Wretched and deluded men! In vain was the foul deed perpetrated under cover of the darkness of night; in vain was the mangled body of your murdered companion committed to the earth and the lonely grave concealed by rubbish; in vain was the little boy sent home to his mother, and the unsuspecting wife removed from her house, that no human eye should be near, to witness the foul and unnatural murder; in vain did you expect the snows of winter to conceal the grave until the body of your victim could be no longer known and recognized, You forgot that the eye of your God was fixed upon you — the eye of that God who suffers not even a sparrow to fall without his notice. You forgot that you were in the presence of Him to whom the light of day and the darkness of midnight are the same; that He witnessed all your movements; that He could withhold the accustomed snows from falling on the earth, or His breath could melt them when fallen, leaving the grave uncovered, thus exposing you to detection and condemnation. His vengeance has at length overtaken you. The sword of human justice trembles over you and is about to fall upon your guilty heads. You are about to take your final leave of this world, and to enter upon the untried retributions of a never *602ending eternity. And I beg of you not to delude yourselves with the vain hopes of pardon, which never can be realized. Your destiny for this world is fixed, and your fate is inevitable. Let me therefore entreat you, individually and collectively, by every motive temporal and eternal, to reflect upon your present situation, and the certain death that shortly awaits you. There is but one who can pardon your offences; there is a Saviour whose blood-is sufficient to wash from your souls the guilty stains even of a thousand murders. Let me therefore entreat you to fly to him for that mercy and that pardon which you must not expect from mortals.

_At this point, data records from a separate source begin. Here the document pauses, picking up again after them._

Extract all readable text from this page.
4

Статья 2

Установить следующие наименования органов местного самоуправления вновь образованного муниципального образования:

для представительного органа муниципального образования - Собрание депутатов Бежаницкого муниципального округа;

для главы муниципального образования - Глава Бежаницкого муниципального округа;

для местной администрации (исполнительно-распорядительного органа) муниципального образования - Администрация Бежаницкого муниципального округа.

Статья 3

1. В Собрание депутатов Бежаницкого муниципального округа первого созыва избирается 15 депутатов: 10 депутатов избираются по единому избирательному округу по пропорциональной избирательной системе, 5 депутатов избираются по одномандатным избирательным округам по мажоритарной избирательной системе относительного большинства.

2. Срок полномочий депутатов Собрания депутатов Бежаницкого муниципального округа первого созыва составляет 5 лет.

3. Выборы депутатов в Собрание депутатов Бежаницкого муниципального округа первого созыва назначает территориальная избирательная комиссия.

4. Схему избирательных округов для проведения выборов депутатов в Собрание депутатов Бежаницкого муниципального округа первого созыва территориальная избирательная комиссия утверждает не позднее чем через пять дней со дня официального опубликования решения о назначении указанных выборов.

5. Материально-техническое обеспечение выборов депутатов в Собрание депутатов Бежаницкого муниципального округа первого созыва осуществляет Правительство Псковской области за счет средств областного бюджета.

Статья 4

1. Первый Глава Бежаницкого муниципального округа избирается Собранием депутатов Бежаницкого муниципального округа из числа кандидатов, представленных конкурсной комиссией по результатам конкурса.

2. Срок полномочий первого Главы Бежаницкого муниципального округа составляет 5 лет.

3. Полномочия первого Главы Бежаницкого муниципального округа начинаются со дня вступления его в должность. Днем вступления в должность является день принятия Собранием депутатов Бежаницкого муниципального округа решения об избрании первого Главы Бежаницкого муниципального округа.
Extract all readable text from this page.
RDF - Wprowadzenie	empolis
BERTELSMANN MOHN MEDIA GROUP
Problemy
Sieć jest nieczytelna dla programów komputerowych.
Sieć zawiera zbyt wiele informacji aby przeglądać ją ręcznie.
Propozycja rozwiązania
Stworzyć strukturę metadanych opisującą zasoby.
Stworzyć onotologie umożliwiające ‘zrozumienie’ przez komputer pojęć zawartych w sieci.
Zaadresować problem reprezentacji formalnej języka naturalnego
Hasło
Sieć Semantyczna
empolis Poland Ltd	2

When you have returned to the solitude of your prison, where you will be permitted to remain for a few short weeks, let me entreat you, by all that is still dear to you in time — by all that is dreadful in the retributions of eternity — that you seriously reflect upon your present situation and upon the conduct of your past lives. Bring to your minds all the aggravated horrors of that dreadful night, when the soul of the murdered Love was sent unprepared into the presence of its God, where you must shortly meet it as an accusing spirit against you. Bring to your recollections the mortal struggles and dying groans of your murdered friend. Recollect the horror that seized you while you dragged his murdered remains to the place of concealment. Think of the situation of your aged father to whom you are indebted for your existence. Think of the grief of your distracted and disconsolate mother, who has nursed you in the lap of affection and watched over the tender years of your infancy; who must now go down to her grave sorrowing over the ruins of her family. Think of the dreadful agonies, of the unnatural and desolate widowhoods, to which you have reduced the unfortunate partners of your beds and your bosoms. Think upon your poor orphan children, on whom you have entailed everlasting disgrace and infamy; and who are now to be left, fatherless, and unprotected, to the mercy of the world. And when, by such reflections as these, your hard and obdurate hearts shall become softened, let me again intreat you, before your blood-stained hands are raised in *603unavailing supplication before the judgment seat of Christ, that you fly for mercy to the arms of the Saviour and endeavor to seize upon the salvation of his cross.

Listen now to the dreadful sentence of the law, and then farewell, forever, until the court, and you, with all this assembled audience, shall meet together in the general resurrection.

You-, and each of you are to be taken from hence to the prison from which you came, and from thence to the place of execution, and there, on the seventeenth day of June next, between the hours of twelve at noon and six o’clock in the afternoon, you are to be hanged by your necks until you are dead.

And may that God whose laws you have broken, and before whose dread tribunal you must then appear, have mercy on your souls.